5 OCTOBER 1956, Page 27

Fog Patches

MAzziNi. By Gaetano Salvemini. (Cape, 18s,) THE thoughts and enterprise of Mazzini illustrate in a nineteenth- century idiom more than one plausible generalisation about human conduct : the superiority of what Conrad called a 'blessed fog of ideas' over precision and coherence if what you want is followers; the advantage of self-deception if you wish to impose Your will on others; the dividends paid by single-minded obstinacy; the convenience of ignorance; the manner in which,

aiming at an eagle, we usually manage to hit a crow. For Mazzini's impact upon the world, which was more considerable outside than within Italy, sprang chiefly from his faith in himself and the appearance of having something to offer everybody except the practical man who bases his conduct on experience. He stood for 'freedom,' but rejected both the current devices of freedom in his time—federalism and the separation of Church and State; he stood for a collectivism in which education and art were both to be assimilated to so-called 'social policy,' but he was the opponent of the most celebrated collectivists of his day; he was at the same time the apostle of the sacred principle of nationality and the no less sacred principle of 'humanity' as a single unit; he believed 'the people' to be divinely inspired, but was disappointed when they did not behave as he thought proper; be was religious without being Christian.

Nevertheless, this equivocation is not to be counted in Mazzini as subterfuge to win support. The interesting thing about him is his character as the meeting place of the three moralities which have come to compose our current moral temperament: the morality of communal ties, the morality of individuality and the morality of collectivism, the last of which owes most of its allure to its deceptive similarity to the first. And in consequence he seemed to have something to suit every taste. There was nothing original in his thought except his obstinacy and his ability to combine where more rigorous minds observed distinctions. Indeed, he scarcely knew what was in his bag, having never packed it for himself. The melodies from which his syncopated compositions were composed were for the most part St. Simonian fantasies; he added only the belief that Italians (then perhaps the least unified people in Europe and about whose condition he was pathetically ignorant) had been entrusted by Providence with the mission of proclaiming European emancipation, of teaching the nations of Europe how they should behave and of leading the Council of Humanity. Like St. Simon he had a scheme for the reconstruction of Europe which took less account of the facts than perhaps any other of such schemes. His ideas were never the fruit of an effort to understand; they were merely instruments with which to impose his dream upon mankind: he never under- stood that what you have spent on one thing you cannot spend on another. Set beside him, Gandhi (who is the comparison which springs most readily to mind) was a hard-headed, practical man. Mazzini counted himself to have achieved about a fifth of what he set out to do; but I think he is most justly remembered as one of the chief progenitors of the rhetoric of liberalism, whose activities illustrate how unprotected this liberalism is against metamorphosis into its opposite.

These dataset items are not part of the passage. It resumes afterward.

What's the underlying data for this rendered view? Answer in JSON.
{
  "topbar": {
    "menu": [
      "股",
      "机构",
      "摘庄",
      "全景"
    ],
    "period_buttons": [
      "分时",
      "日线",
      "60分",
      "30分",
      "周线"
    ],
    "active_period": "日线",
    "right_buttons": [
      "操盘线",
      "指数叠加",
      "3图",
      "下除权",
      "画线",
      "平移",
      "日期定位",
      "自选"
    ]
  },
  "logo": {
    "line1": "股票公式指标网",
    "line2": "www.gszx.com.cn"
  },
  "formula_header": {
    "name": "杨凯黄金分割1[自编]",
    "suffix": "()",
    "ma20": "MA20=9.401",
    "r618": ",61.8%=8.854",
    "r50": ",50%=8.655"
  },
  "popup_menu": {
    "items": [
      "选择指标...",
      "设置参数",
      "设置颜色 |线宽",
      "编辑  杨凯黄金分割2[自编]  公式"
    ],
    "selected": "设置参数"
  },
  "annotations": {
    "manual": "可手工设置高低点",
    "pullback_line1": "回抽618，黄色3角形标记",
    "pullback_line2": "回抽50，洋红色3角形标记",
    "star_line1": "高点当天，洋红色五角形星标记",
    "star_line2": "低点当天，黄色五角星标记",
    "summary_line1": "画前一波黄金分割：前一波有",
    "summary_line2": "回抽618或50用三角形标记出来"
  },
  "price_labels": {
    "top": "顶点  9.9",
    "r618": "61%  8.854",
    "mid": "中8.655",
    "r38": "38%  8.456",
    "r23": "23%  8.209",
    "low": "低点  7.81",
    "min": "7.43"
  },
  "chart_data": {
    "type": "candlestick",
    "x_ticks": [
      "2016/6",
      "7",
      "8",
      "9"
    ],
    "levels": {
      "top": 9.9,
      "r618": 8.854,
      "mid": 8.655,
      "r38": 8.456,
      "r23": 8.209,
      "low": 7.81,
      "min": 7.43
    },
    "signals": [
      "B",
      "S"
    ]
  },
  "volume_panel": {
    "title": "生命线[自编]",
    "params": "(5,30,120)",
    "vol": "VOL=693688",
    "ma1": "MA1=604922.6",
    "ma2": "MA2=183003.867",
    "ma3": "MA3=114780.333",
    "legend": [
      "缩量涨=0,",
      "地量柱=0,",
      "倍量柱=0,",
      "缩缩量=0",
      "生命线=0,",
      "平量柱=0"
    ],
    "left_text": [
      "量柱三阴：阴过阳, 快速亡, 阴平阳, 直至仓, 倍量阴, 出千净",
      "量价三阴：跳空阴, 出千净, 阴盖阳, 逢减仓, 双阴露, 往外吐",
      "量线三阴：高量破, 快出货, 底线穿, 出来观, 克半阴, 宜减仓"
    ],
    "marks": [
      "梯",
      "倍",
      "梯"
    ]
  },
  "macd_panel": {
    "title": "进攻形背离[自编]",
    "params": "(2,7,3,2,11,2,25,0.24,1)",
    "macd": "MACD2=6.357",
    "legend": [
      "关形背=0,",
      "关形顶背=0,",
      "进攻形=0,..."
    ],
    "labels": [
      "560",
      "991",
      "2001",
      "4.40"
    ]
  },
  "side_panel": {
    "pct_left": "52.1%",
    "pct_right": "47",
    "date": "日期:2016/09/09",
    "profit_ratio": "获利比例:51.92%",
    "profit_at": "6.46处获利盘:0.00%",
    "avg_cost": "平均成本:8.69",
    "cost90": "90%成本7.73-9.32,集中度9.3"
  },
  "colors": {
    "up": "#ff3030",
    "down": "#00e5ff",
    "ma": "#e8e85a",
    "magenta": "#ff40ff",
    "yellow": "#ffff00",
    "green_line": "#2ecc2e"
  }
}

This study of Mazzini was first published fifty years ago, and it has been very little added to or revised. In its day it was a pioneer work of distinction by a great liberal, and it is still fresh and interesting. Salvemini's attitude to his subject is perhaps ambivalent rather than critical; but in the preface to the book he makes the profound observation that it depicts only the inflexible Mazzini whose doctrines had achieved their final form, and that what is missing is the far more fascinating Mazzini, the man in process of becoming what he became.